It's also referring to the realm of ethics, which is why I didn't mention it - it's irrelevant to our discussion.
Ever figure out why we should "just trust Thayer's" when references are not provided? The BAG lexicon had some 10 column inches of references; the other literature provide a number of tangible cases if you are interested further. (Tangible means concrete objects involved like broken bones, not abstract concepts like ownership of property or virtues).
I'm sure that the printed editions of Thayer's have a great deal more detail, but I only have an electronic edition, as I mentioned.
I know what tangible and abstract mean, thanks. I can't remember what year it was, in primary school, that I learned, but it was a long time ago.
If you can find those translations that favored frame and tell me if they have a footnote, that would be great. I had a similar very puzzling case on the term 'dexastha' (to receive in honor) in Acts 3:21 where half of 20 translations checked simply said to keep (pass.: must be kept)--as though God was tying Christ down, when the previous expression was that God was sending him!
I have a KJV Hebrew/Greek Key Study Bible with a note cross-referencing an explanation of "Katartizo". I only have it in printed form, so I'll type out the explanation.
Heb. 11:3 (KJV) Through faith we understand that the worlds
were framed by the word of God, so that things which are seen were not made of things which do appear.
"
2675 Katartizo; from the intens. prep. kata (2596), with, and artizo, to adjust, fit, finish, derived in turn from artios (739), fit, complete. The fundamental meaning is to put a thing in its appropriate position, to establish, set up, equip, arrange. NT meanings: to adjust, adapt, dispose of, perhaps with great wisdom and propriety (Heb. 10:5; 11:3); to fit (Rom. 9:22); to perfect, finish, complete (Matt. 21:16; 1 Thess. 3:10; Heb. 13:21; 1 Pet. 5:10); to instruct fully or perfectly (Luke 6:40); to refit, repair, mend, applied to nets which have been broken (Matt. 4:21; Mark 1:19); to reunite in mind and sentiment, to reconcile, as opposed to having schisms, ruptures (1 Cor. 1:10); to reduce, restore as it were a disjointed limb (Gal. 6:1). Deriv.: katartisis (2676), completion; prokatartizo (4294), to perfect beforehand, make right, equip beforehand."
The numbers are references to the numbered entries in Strong's Heb./Greek Dictionary, which this study Bible also contains, as a concordance and basic gloss.

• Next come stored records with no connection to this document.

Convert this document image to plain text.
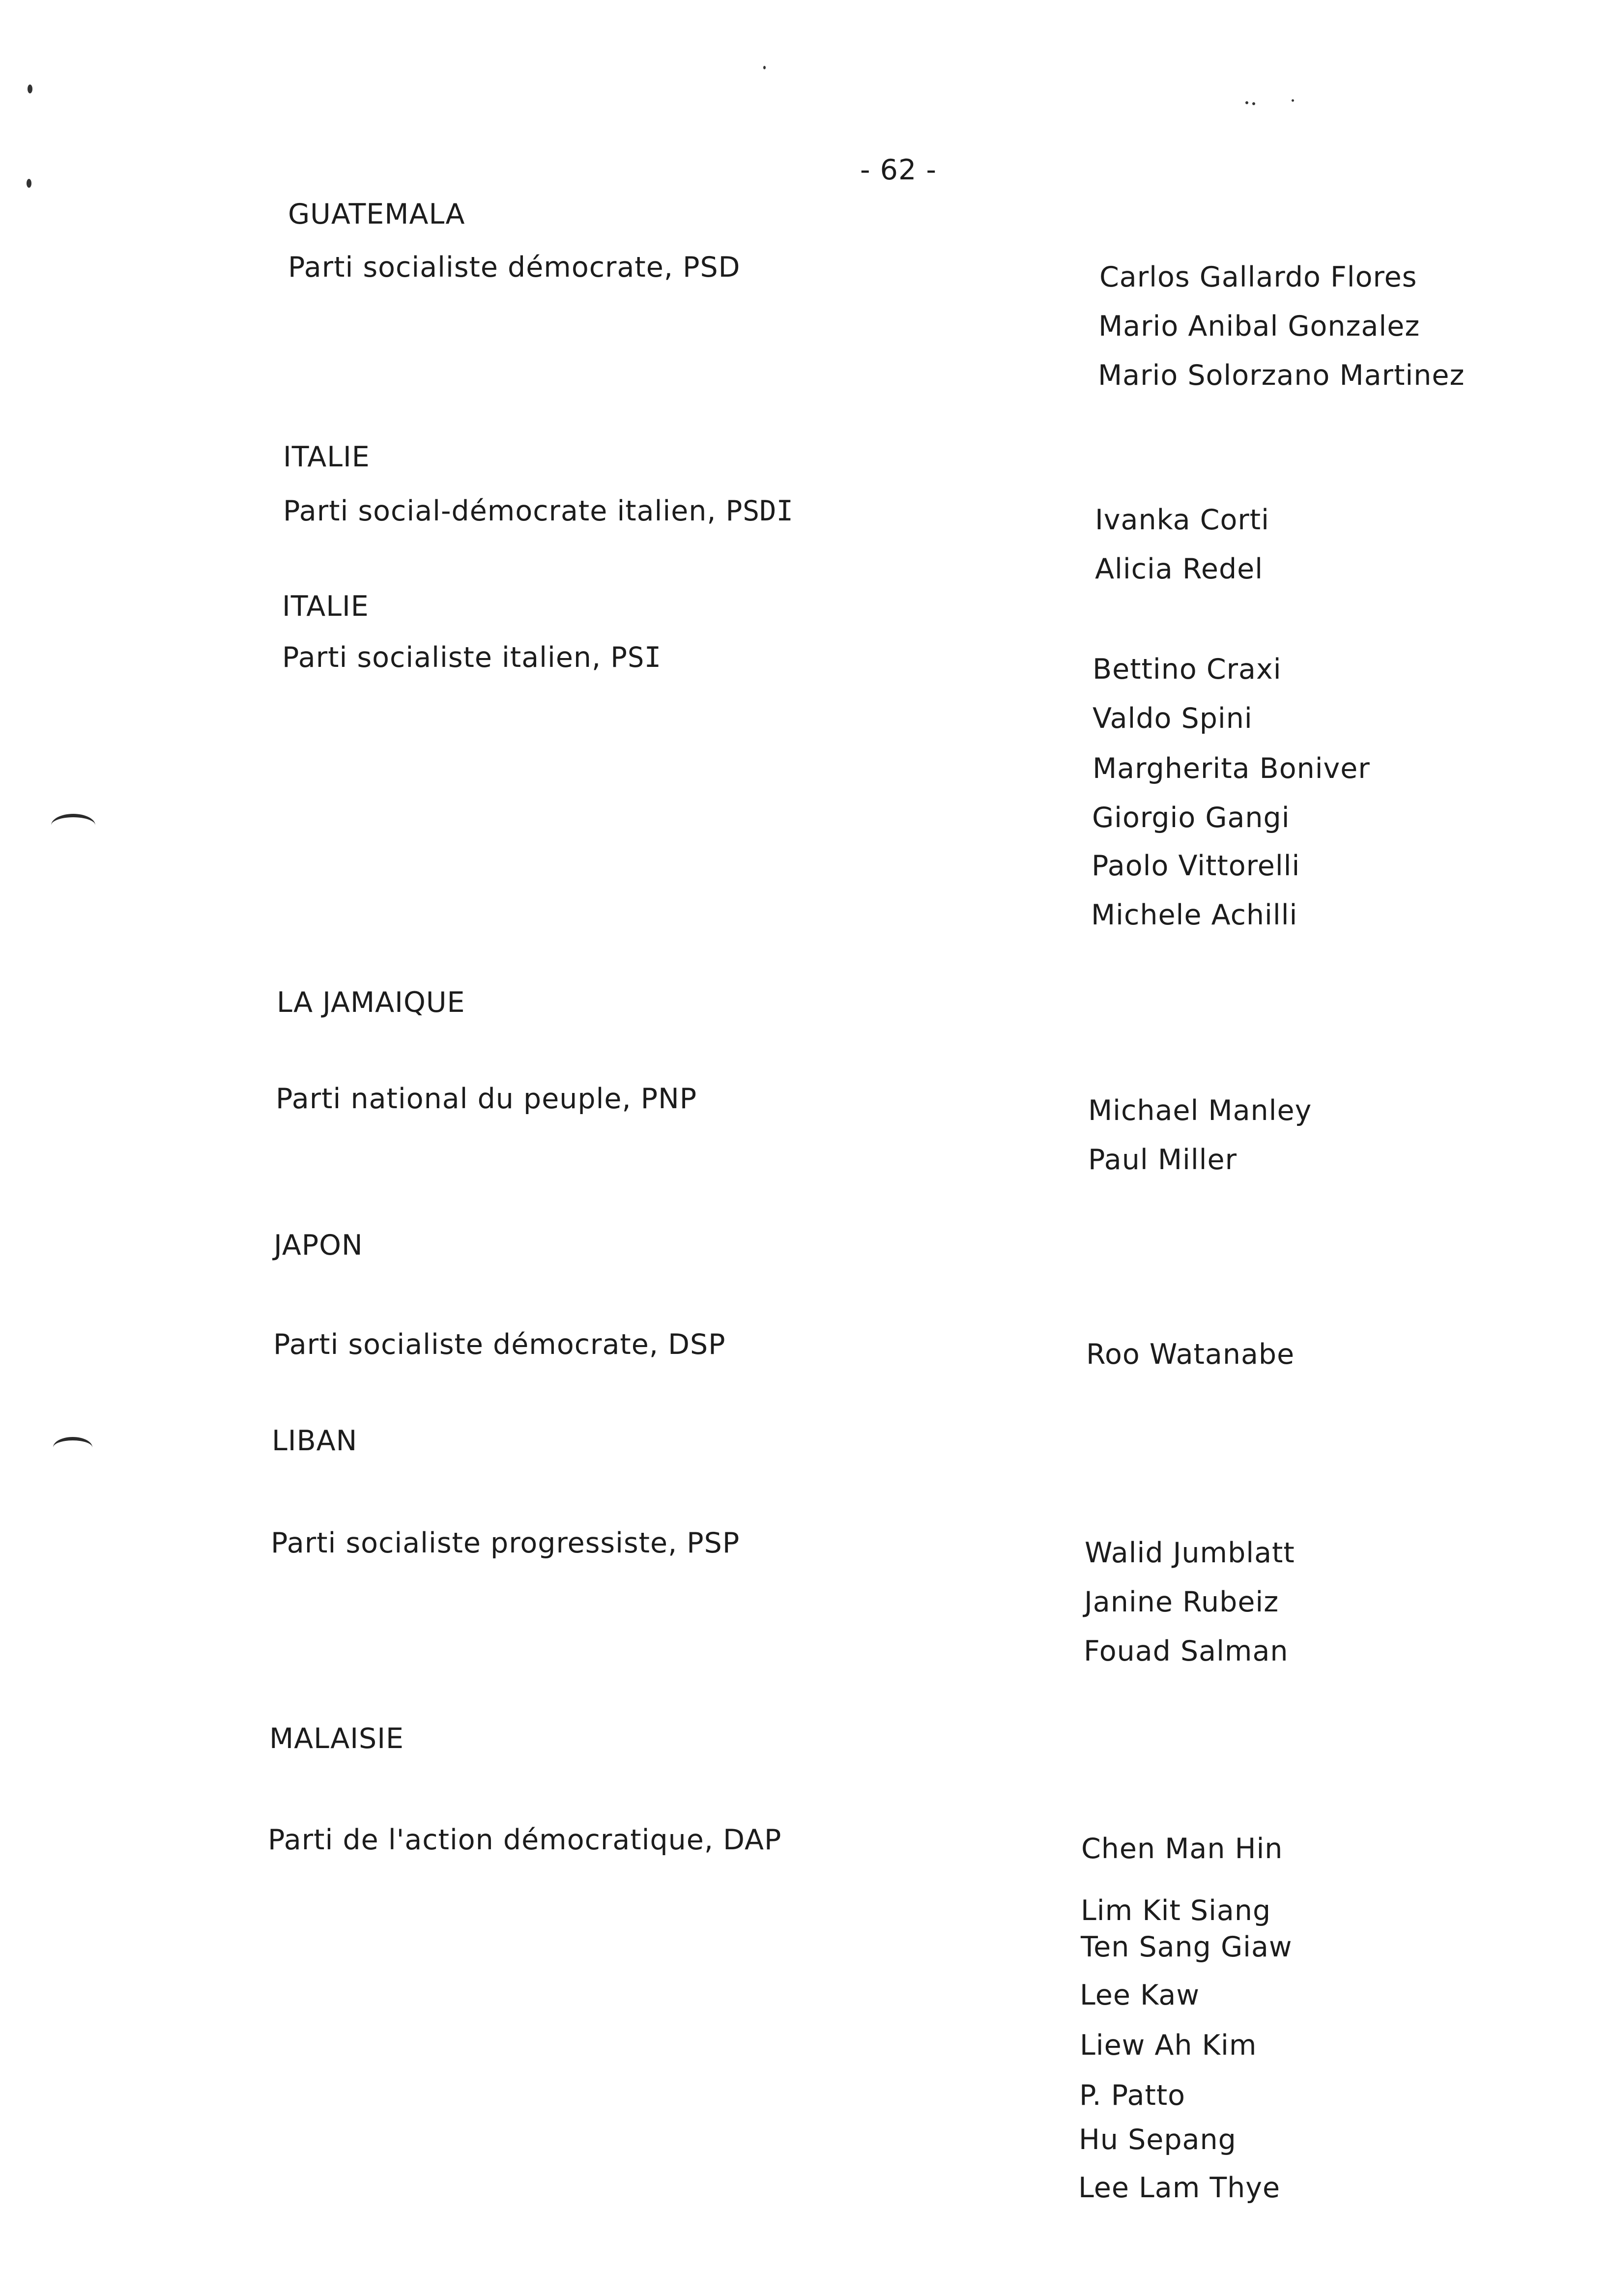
- 62 -

GUATEMALA

Parti socialiste démocrate, PSD	Carlos Gallardo Flores

Mario Anibal Gonzalez

Mario Solorzano Martinez

ITALIE

Parti social-démocrate italien, PSDI	Ivanka Corti

Alicia Redel

ITALIE

Parti socialiste italien, PSI	Bettino Craxi

Valdo Spini

Margherita Boniver

Giorgio Gangi

Paolo Vittorelli

Michele Achilli

LA JAMAIQUE

Parti national du peuple, PNP	Michael Manley

Paul Miller

JAPON

Parti socialiste démocrate, DSP	Roo Watanabe

LIBAN

Parti socialiste progressiste, PSP	Walid Jumblatt

Janine Rubeiz

Fouad Salman

MALAISIE

Parti de l'action démocratique, DAP	Chen Man Hin

Lim Kit Siang

Ten Sang Giaw

Lee Kaw

Liew Ah Kim

P. Patto

Hu Sepang

Lee Lam Thye
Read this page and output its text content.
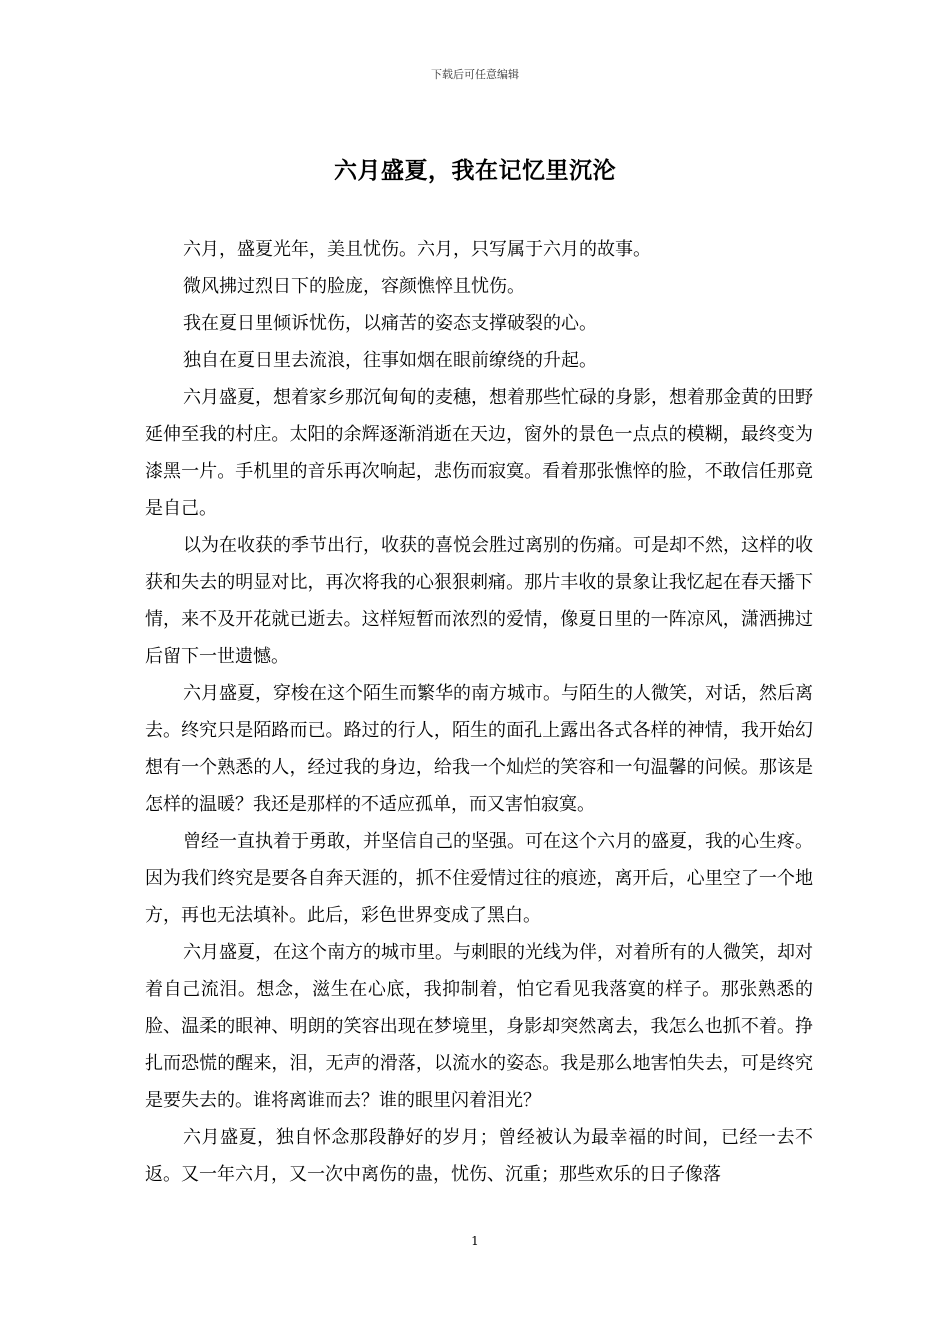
下载后可任意编辑
六月盛夏，我在记忆里沉沦

六月，盛夏光年，美且忧伤。六月，只写属于六月的故事。

微风拂过烈日下的脸庞，容颜憔悴且忧伤。

我在夏日里倾诉忧伤，以痛苦的姿态支撑破裂的心。

独自在夏日里去流浪，往事如烟在眼前缭绕的升起。

六月盛夏，想着家乡那沉甸甸的麦穗，想着那些忙碌的身影，想着那金黄的田野延伸至我的村庄。太阳的余辉逐渐消逝在天边，窗外的景色一点点的模糊，最终变为漆黑一片。手机里的音乐再次响起，悲伤而寂寞。看着那张憔悴的脸，不敢信任那竟是自己。

以为在收获的季节出行，收获的喜悦会胜过离别的伤痛。可是却不然，这样的收获和失去的明显对比，再次将我的心狠狠刺痛。那片丰收的景象让我忆起在春天播下情，来不及开花就已逝去。这样短暂而浓烈的爱情，像夏日里的一阵凉风，潇洒拂过后留下一世遗憾。

六月盛夏，穿梭在这个陌生而繁华的南方城市。与陌生的人微笑，对话，然后离去。终究只是陌路而已。路过的行人，陌生的面孔上露出各式各样的神情，我开始幻想有一个熟悉的人，经过我的身边，给我一个灿烂的笑容和一句温馨的问候。那该是怎样的温暖？我还是那样的不适应孤单，而又害怕寂寞。

曾经一直执着于勇敢，并坚信自己的坚强。可在这个六月的盛夏，我的心生疼。因为我们终究是要各自奔天涯的，抓不住爱情过往的痕迹，离开后，心里空了一个地方，再也无法填补。此后，彩色世界变成了黑白。

六月盛夏，在这个南方的城市里。与刺眼的光线为伴，对着所有的人微笑，却对着自己流泪。想念，滋生在心底，我抑制着，怕它看见我落寞的样子。那张熟悉的脸、温柔的眼神、明朗的笑容出现在梦境里，身影却突然离去，我怎么也抓不着。挣扎而恐慌的醒来，泪，无声的滑落，以流水的姿态。我是那么地害怕失去，可是终究是要失去的。谁将离谁而去？谁的眼里闪着泪光？

六月盛夏，独自怀念那段静好的岁月；曾经被认为最幸福的时间，已经一去不返。又一年六月，又一次中离伤的蛊，忧伤、沉重；那些欢乐的日子像落

1
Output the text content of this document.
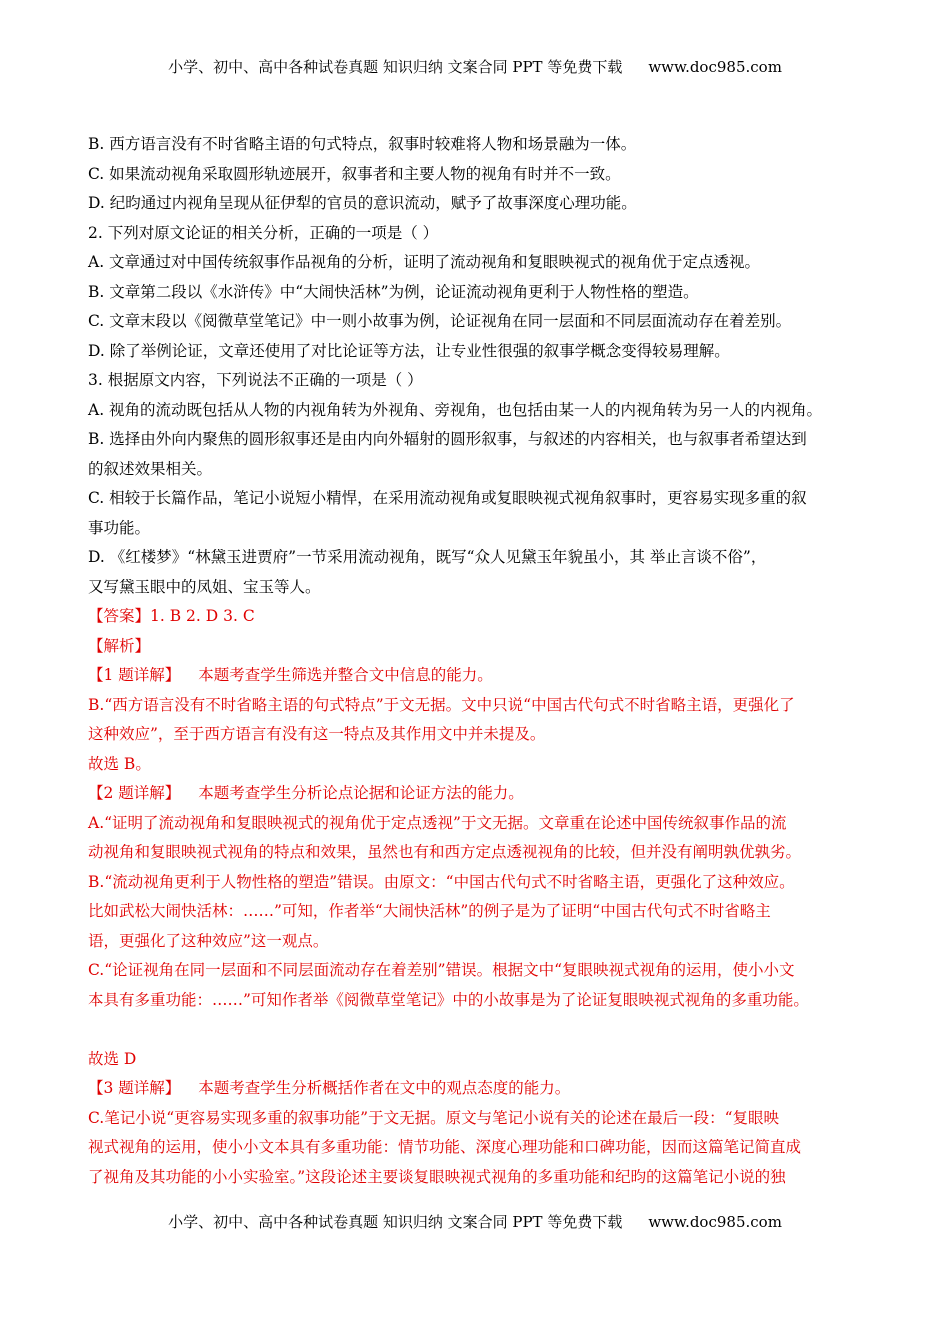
小学、初中、高中各种试卷真题 知识归纳 文案合同 PPT 等免费下载 www.doc985.com
B. 西方语言没有不时省略主语的句式特点，叙事时较难将人物和场景融为一体。
C. 如果流动视角采取圆形轨迹展开，叙事者和主要人物的视角有时并不一致。
D. 纪昀通过内视角呈现从征伊犁的官员的意识流动，赋予了故事深度心理功能。
2. 下列对原文论证的相关分析，正确的一项是（ ）
A. 文章通过对中国传统叙事作品视角的分析，证明了流动视角和复眼映视式的视角优于定点透视。
B. 文章第二段以《水浒传》中“大闹快活林”为例，论证流动视角更利于人物性格的塑造。
C. 文章末段以《阅微草堂笔记》中一则小故事为例，论证视角在同一层面和不同层面流动存在着差别。
D. 除了举例论证，文章还使用了对比论证等方法，让专业性很强的叙事学概念变得较易理解。
3. 根据原文内容，下列说法不正确的一项是（ ）
A. 视角的流动既包括从人物的内视角转为外视角、旁视角，也包括由某一人的内视角转为另一人的内视角。
B. 选择由外向内聚焦的圆形叙事还是由内向外辐射的圆形叙事，与叙述的内容相关，也与叙事者希望达到
的叙述效果相关。
C. 相较于长篇作品，笔记小说短小精悍，在采用流动视角或复眼映视式视角叙事时，更容易实现多重的叙
事功能。
D. 《红楼梦》“林黛玉进贾府”一节采用流动视角，既写“众人见黛玉年貌虽小，其 举止言谈不俗”，
又写黛玉眼中的凤姐、宝玉等人。
【答案】1. B 2. D 3. C
【解析】
【1 题详解】 本题考查学生筛选并整合文中信息的能力。
B.“西方语言没有不时省略主语的句式特点”于文无据。文中只说“中国古代句式不时省略主语，更强化了
这种效应”，至于西方语言有没有这一特点及其作用文中并未提及。
故选 B。
【2 题详解】 本题考查学生分析论点论据和论证方法的能力。
A.“证明了流动视角和复眼映视式的视角优于定点透视”于文无据。文章重在论述中国传统叙事作品的流
动视角和复眼映视式视角的特点和效果，虽然也有和西方定点透视视角的比较，但并没有阐明孰优孰劣。
B.“流动视角更利于人物性格的塑造”错误。由原文：“中国古代句式不时省略主语，更强化了这种效应。
比如武松大闹快活林：……”可知，作者举“大闹快活林”的例子是为了证明“中国古代句式不时省略主
语，更强化了这种效应”这一观点。
C.“论证视角在同一层面和不同层面流动存在着差别”错误。根据文中“复眼映视式视角的运用，使小小文
本具有多重功能：……”可知作者举《阅微草堂笔记》中的小故事是为了论证复眼映视式视角的多重功能。
故选 D
【3 题详解】 本题考查学生分析概括作者在文中的观点态度的能力。
C.笔记小说“更容易实现多重的叙事功能”于文无据。原文与笔记小说有关的论述在最后一段：“复眼映
视式视角的运用，使小小文本具有多重功能：情节功能、深度心理功能和口碑功能，因而这篇笔记简直成
了视角及其功能的小小实验室。”这段论述主要谈复眼映视式视角的多重功能和纪昀的这篇笔记小说的独
小学、初中、高中各种试卷真题 知识归纳 文案合同 PPT 等免费下载 www.doc985.com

On Jer 4:23, I don't think you understand the consequence. When you have a unique expression like tohu wa-bohu, and it only shows in one other place, a lot of weight must go on that. Of course, the Jerusalem instance is an analogy, so what? Literarily we would follow the analogy, not leave it.
Jer. 4:23-31 is a poetic passage, using metaphorical comparisons (not exact comparisons) with the unformed and dark state of the Earth, just after its creation, but before it had been formed into its intended, completed condition.
What if we were reading LOTR and Gandalf just let Pippin keep a pilantir found at Saruman's tower as a toy and ignored what he knew (and we knew) from other experience? You'd probably choke at the inconsistency of the story.
An unwise decision ... and?
Waltke and Cassuto are two outstanding conservative Hebrew scholars. Cassuto single-handedly destroyed the JEDP hypothesis in FROM ADAM TO NOAH. Both remark that the tense of the imperfect Hebrew in the pre-existing condition stage of the narrative (before new action starts) is 'already' and Waltke found that Genesis was answering ancient near east cosmologies (Egyptian, Persian, Hindi). They were incorrectly dualistic, where good and evil have equal power. Genesis has Yahweh, who had destroyed what was there in judgement, and was using the material to make a new earth and solar system.
Here's part of the note on Gen. 1:2, from the same Bible as previously.
"...the Hebrew construction of verse 2 is disjunctive, describing the result of the creation described in verse one. The phrase "without form and void" is often misunderstood because of this rendering. These words are found only in a few other places (Is. 34:11; 45:18; Jer. 4:23). They do not describe chaos, but rather emptiness. A better translation would be "unformed and unfilled"."